Everyday, since January 1, 2014, I have been taking a photo and digitally putting it into a self-publish book. Some days I’ve had a plethora of photos to choose from and other days I’ve struggled to come up with the one photo that will represent the day, more or less. I’ve given each photo a date, the number of days into the year it represents and a caption. By the way, today is day #146…
It’s been an interesting journey that has brought on challenges that I had not expected, which surprisingly has NOT been to remember to take a photo and digitally upload it into the book on a daily basis. Initially, I tried to outdo myself daily, each photo upping the last, most of them scenic, none of them boring, but 146 days into the project, I know now that the days that I think I’ve got nothing, are the days that I find myself slowing down, listening and simply observing and I’m always surprised with what I end up with. They are usually the days with the photos I’m most proud of.

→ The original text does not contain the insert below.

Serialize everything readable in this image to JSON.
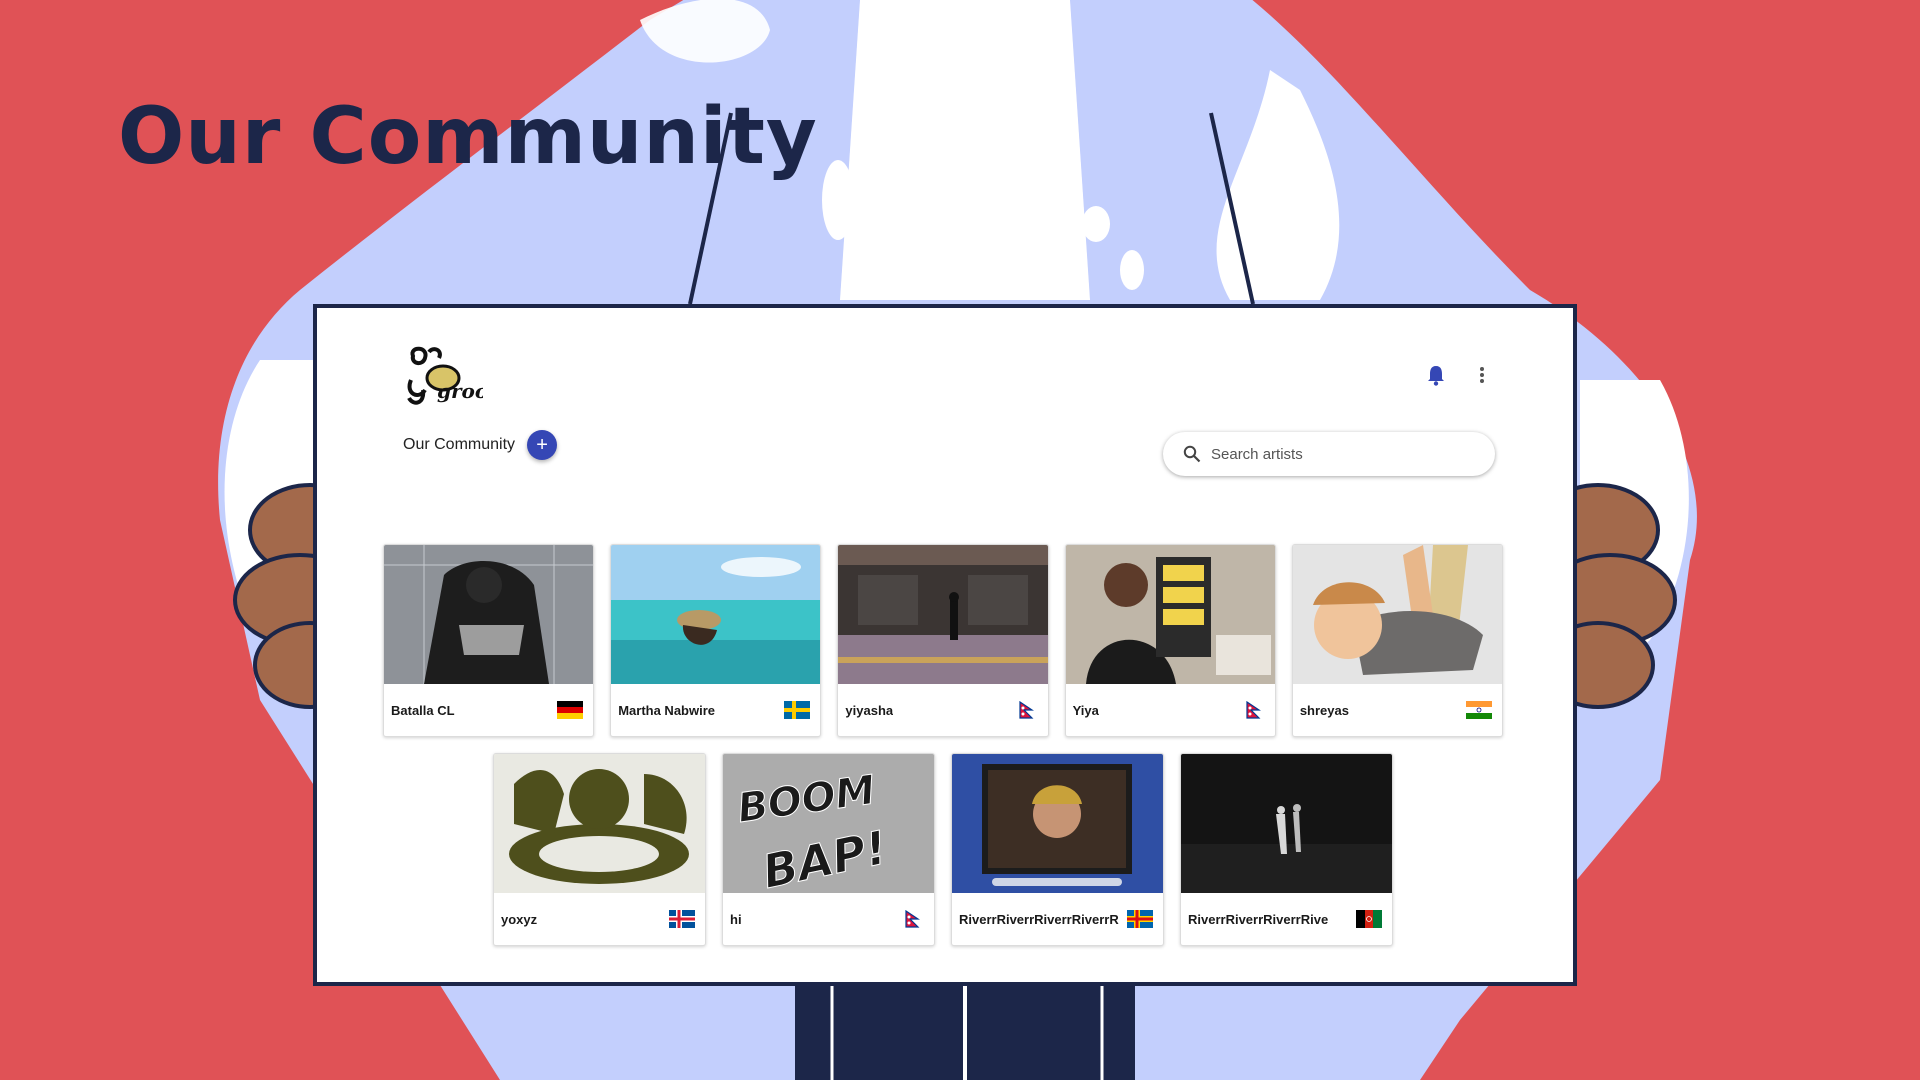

The process has given me a different lens to view my day through (pun intended)… and through that lens, I’m finding the beauty in places and situations that I never noticed before….
I woke up a few nights ago in a mild state of orientation panic. I had no idea where I was and none of my KS or CO cues seemed to be helping me. My middle of the night reminders – the porch light from the building across the street from me in CO or the small light on my security system panel in my bedroom in KS, are my grounding devices for the bouts of confusion I find myself in while still in a half-asleep state. Last night I starred at the little green light on the security system panel and had no idea what it was. This is not my first time experiencing this kind of confusion. It happened almost nightly after returning home from one of my extended trips to Perú. More than once I woke up with a heavy sweater on over my nightgown with no memory of putting it on. Under a down comforter with the heat on, (it was winter after all), a heavy sweater was hardly necessary and I woke up hot and sweating through everything but the mysteriously added outer layer. But it felt good, because it was familiar and what I had been accustomed to while living in the Peruvian heat and humidity. I obviously wasn’t ready to leave Perú entirely and that was my makeshift way of keeping a little bit of me there. I doubt I would have ever thought of such a simple way to ease into the transition had I been awake.

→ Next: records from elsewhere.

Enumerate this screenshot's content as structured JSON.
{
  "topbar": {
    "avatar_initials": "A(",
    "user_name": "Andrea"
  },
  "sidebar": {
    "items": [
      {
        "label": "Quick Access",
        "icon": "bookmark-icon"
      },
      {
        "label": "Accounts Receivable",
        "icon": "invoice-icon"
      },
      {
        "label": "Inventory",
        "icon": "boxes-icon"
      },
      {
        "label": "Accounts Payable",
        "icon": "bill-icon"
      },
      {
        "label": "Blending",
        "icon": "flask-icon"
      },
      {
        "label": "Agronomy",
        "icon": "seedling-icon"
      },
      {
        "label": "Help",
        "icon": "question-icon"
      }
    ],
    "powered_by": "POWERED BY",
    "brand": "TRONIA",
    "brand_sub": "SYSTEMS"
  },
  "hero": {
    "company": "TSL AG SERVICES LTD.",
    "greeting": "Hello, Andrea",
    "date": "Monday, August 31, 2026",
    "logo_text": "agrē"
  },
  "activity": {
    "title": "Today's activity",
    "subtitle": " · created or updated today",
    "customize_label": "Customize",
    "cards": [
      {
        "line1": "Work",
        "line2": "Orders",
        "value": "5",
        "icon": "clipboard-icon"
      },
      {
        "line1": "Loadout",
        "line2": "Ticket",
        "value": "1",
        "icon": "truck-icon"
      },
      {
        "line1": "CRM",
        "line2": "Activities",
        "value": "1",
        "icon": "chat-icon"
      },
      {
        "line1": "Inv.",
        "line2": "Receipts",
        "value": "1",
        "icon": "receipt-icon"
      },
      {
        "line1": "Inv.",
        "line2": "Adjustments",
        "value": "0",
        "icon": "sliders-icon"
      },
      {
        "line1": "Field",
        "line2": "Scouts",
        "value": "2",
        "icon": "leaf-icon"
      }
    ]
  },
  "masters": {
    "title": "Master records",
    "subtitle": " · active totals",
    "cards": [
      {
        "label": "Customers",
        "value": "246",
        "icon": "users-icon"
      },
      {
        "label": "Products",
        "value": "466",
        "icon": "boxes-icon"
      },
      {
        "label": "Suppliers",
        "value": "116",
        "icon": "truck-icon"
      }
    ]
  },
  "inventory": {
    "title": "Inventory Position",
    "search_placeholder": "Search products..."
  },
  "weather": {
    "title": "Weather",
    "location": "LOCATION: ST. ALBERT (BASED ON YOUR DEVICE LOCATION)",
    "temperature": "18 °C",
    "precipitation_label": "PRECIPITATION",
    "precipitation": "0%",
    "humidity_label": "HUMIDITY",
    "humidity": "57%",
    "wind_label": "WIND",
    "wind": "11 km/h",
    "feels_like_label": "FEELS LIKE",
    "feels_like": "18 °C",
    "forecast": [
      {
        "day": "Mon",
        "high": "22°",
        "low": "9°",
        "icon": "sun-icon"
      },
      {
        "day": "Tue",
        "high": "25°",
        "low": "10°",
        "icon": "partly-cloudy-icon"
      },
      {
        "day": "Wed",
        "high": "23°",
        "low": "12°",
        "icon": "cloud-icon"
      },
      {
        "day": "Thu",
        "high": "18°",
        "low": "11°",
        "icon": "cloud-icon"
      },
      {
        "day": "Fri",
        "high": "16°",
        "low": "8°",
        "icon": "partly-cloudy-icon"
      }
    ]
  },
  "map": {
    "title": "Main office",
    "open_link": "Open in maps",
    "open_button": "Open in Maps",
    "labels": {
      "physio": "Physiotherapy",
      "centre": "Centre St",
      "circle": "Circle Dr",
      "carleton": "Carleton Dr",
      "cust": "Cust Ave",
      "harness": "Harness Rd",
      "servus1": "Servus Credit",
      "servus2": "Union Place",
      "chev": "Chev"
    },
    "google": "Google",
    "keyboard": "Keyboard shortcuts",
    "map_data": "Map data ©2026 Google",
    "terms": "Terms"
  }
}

I know this night-time confusion will wane as I become more accustomed to living in two places, but for now it still feels a bit like a state line straddle to me with one leg in KS and the other stretching itself into Colorado. I’ve learned the physicality of the east/west movement and am now working on the emotional leg of the journey.

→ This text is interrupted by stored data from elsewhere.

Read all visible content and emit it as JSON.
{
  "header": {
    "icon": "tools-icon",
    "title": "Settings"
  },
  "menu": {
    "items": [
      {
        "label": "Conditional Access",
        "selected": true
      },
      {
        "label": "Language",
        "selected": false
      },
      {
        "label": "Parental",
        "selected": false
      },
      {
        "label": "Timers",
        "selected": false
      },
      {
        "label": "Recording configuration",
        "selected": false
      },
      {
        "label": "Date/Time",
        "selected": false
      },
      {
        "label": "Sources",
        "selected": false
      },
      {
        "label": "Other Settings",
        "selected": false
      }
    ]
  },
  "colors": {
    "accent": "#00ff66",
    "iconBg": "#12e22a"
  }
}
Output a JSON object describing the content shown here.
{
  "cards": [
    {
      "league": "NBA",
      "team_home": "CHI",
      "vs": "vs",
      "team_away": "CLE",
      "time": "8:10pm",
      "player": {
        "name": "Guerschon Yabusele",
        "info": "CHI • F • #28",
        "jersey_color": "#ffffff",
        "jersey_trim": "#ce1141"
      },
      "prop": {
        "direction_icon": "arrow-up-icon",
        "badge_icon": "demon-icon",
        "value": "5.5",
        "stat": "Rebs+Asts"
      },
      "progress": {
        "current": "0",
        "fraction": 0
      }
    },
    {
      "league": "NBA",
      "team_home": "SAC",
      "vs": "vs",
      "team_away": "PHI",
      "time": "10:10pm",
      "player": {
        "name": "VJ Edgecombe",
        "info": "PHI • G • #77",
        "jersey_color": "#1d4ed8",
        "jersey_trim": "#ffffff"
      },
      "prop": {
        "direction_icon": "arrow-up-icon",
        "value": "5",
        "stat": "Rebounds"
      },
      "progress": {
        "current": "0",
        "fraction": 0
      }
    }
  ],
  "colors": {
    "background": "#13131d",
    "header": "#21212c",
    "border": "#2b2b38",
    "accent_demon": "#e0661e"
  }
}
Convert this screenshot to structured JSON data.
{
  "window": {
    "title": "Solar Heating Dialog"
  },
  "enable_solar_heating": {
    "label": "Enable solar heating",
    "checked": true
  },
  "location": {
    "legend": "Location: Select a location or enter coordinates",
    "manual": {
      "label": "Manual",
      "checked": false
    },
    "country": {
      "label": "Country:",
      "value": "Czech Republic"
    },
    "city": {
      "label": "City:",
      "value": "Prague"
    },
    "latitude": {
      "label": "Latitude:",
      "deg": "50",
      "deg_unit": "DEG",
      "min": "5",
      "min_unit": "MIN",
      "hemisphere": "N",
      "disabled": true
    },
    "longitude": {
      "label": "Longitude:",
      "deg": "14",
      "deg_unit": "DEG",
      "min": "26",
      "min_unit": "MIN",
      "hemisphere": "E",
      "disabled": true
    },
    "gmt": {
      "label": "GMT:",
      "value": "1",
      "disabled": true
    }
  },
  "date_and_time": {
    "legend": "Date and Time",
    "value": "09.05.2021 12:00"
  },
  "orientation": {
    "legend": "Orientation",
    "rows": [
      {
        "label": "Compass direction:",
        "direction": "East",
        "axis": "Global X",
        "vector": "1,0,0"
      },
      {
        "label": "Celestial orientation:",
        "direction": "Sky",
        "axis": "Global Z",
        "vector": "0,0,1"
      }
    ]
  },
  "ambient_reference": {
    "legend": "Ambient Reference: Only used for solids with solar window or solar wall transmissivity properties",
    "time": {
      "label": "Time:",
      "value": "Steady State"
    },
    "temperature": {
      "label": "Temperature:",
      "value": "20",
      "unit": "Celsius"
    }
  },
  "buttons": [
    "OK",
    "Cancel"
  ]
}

I’m a true blue, die hard nester, and whether it’s my KS home, my CO home, a hotel room, a tent or my car, if I’m going to be there more than 45 minutes, I will personalize, organize and feather the nest to within an inch of it’s homey life. The end result is secondary to the process, which for me is where all of the gratification lies. In simple terms, that means that lining up spices, organizing junk drawers and stacking sweaters are sporting events for me that make my heart beat a little bit faster. It’s also the place I tend to go to for comfort and will find myself knee deep in clothes before I realize that what I’m doing is less about wardrobe organizing and more about working through a problem. I’m sure it makes little sense if you’ve not experienced this odd behavior, but if you have, no doubt you are shaking your head yes in solidarity with me.
The one person who understands this side of me more than anyone else I know is my sister, Susan, who has witnessed me nesting from Nepal, to Bhutan to Chile and Argentina and a scattering of places in between, because she’s been right there with me as we folded and stacked, arranged and rearranged in hotel rooms, cabins and several times in a tent. Dogs pee their way around an area to mark their territory but we choose to mark our new territories with neat stacks of hiking pants, jackets and shirts with boots and shoes lining up at the door in anticipation and the lotions and potions finding their place next to sinks or tucked away neatly in the corner of the tent. Again, it’s less about the end result and more about the process for me as neat stacks soon become piles, then heaps after a couple of good digs, leaving you with a far bigger mess than you would have had had you simply left everything in the suitcase and pawed your way through it every morning for the goods. But that’s OK, because that is normal for me and what I’ve become accustomed to. I’m only speaking for myself here as Susan’s stacks remain stacks throughout, which is a goal I strive for but rarely achieve.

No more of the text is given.